Le dictionnaire du prêt-à-penser

Intérêt général

Mateo ALALUF
Sociologue

INTERET GENERAL : Depuis les années 1980, le nouveau régime du capitalisme, rendu possible par le chômage durable et la transformation des rapports géopolitiques, imprime une autre conception de l’intérêt général en phase avec la « contrainte » actionnariale et son exigence de rentabilité financière sans limite. C’est le sens de la « révolution silencieuse » en œuvre selon les termes de J.-M. Barroso, président de la Commission européenne.

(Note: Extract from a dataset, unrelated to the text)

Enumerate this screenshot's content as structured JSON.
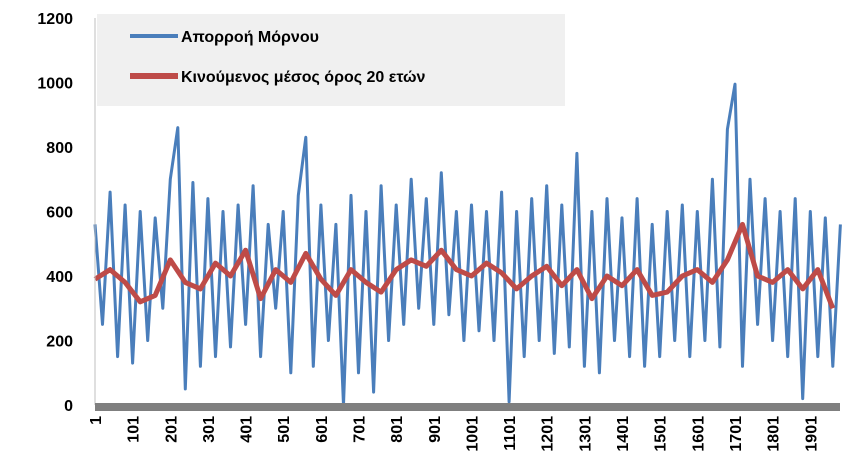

Il n’est certes pas aisé de faire admettre que la prise en otage des pouvoirs publics pour secourir les institutions financières et d’en faire supporter le coût par les chômeurs, les malades, les retraités et les salariés relève précisément de l’intérêt général. Malgré tous les efforts déployés, il reste difficile de faire croire que travailler plus et retarder l’âge de la retraite soit susceptible de créer des emplois destinés aux jeunes ; que le progrès social s’identifie désormais avec le démantèlement de l’état social, les bas salaires et l’allongement de la vie de travail.

Pour faire prévaloir cette nouvelle idéologie, il faut se donner des modalités adéquates d’exercice du pouvoir. Le marché sera en conséquence le postulat fondateur du bien commun et la « gestionnarisation de la société » [1] son mode de gouvernement.

La mise en exergue du registre individuel et des identités culturelles ou religieuses au détriment des références de classe permet d’occulter la visibilité des conflits sociaux (...)

Marx l’avait déjà souligné en son temps dans L’idéologie allemande : «  Toute classe qui aspire à la domination doit conquérir d’abord le pouvoir politique pour représenter à son tour son intérêt propre comme étant l’intérêt général ».

La mise en exergue du registre individuel et des identités culturelles ou religieuses au détriment des références de classe permet d’occulter la visibilité des conflits sociaux dans l’espace public et d’imposer aux dominés les catégories de pensée des dominants à l’encontre de leurs propres intérêts. Cette nouvelle configuration de l’intérêt général ne permet pas de faire l’économie de la violence brutale, pas seulement symbolique, ainsi qu’on peut le voir dans la répression exercée dans les villes européennes contre les manifestants, les grévistes et les « émeutiers » d’Athènes à Londres.

Comme la crise financière l’a révélé en 2008, dans ce nouveau régime capitaliste, la gestion publique se fonde sur l’interpénétration entre l’État et le monde des affaires. Il revient alors à l’État de libérer les forces économiques des « rigidités » inhérentes au contrôle politique.

La « gestionnarisation de la société » et la violence qui l’accompagne sont décrites de manière saisissante par Dominique Manotti et Doa dans un polar à couper le souffle. Celui-ci met en scène « la révolution silencieuse » qui réside dans « la confusion totale des genres entre les sphères dirigeantes des grandes entreprises et le bien public » [2]. Lorsque « l’honorable société » réduit le système démocratique au seul processus électoral, elle peut gouverner à la place et sans la perturbation des gouvernés et dicter ses intérêts particuliers comme autant de manifestations de l’intérêt général.

[1] On peut se référer à ce sujet à l’excellent ouvrage collectif, L’emprise de la gestion, Paris, L’Harmattan, 2011.

[2] D. Manotti et DOA, L’honorable société, Série Noire, Gallimard, 2011, p. 300. La citation de Marx reprise ci-dessus y est mise en exergue.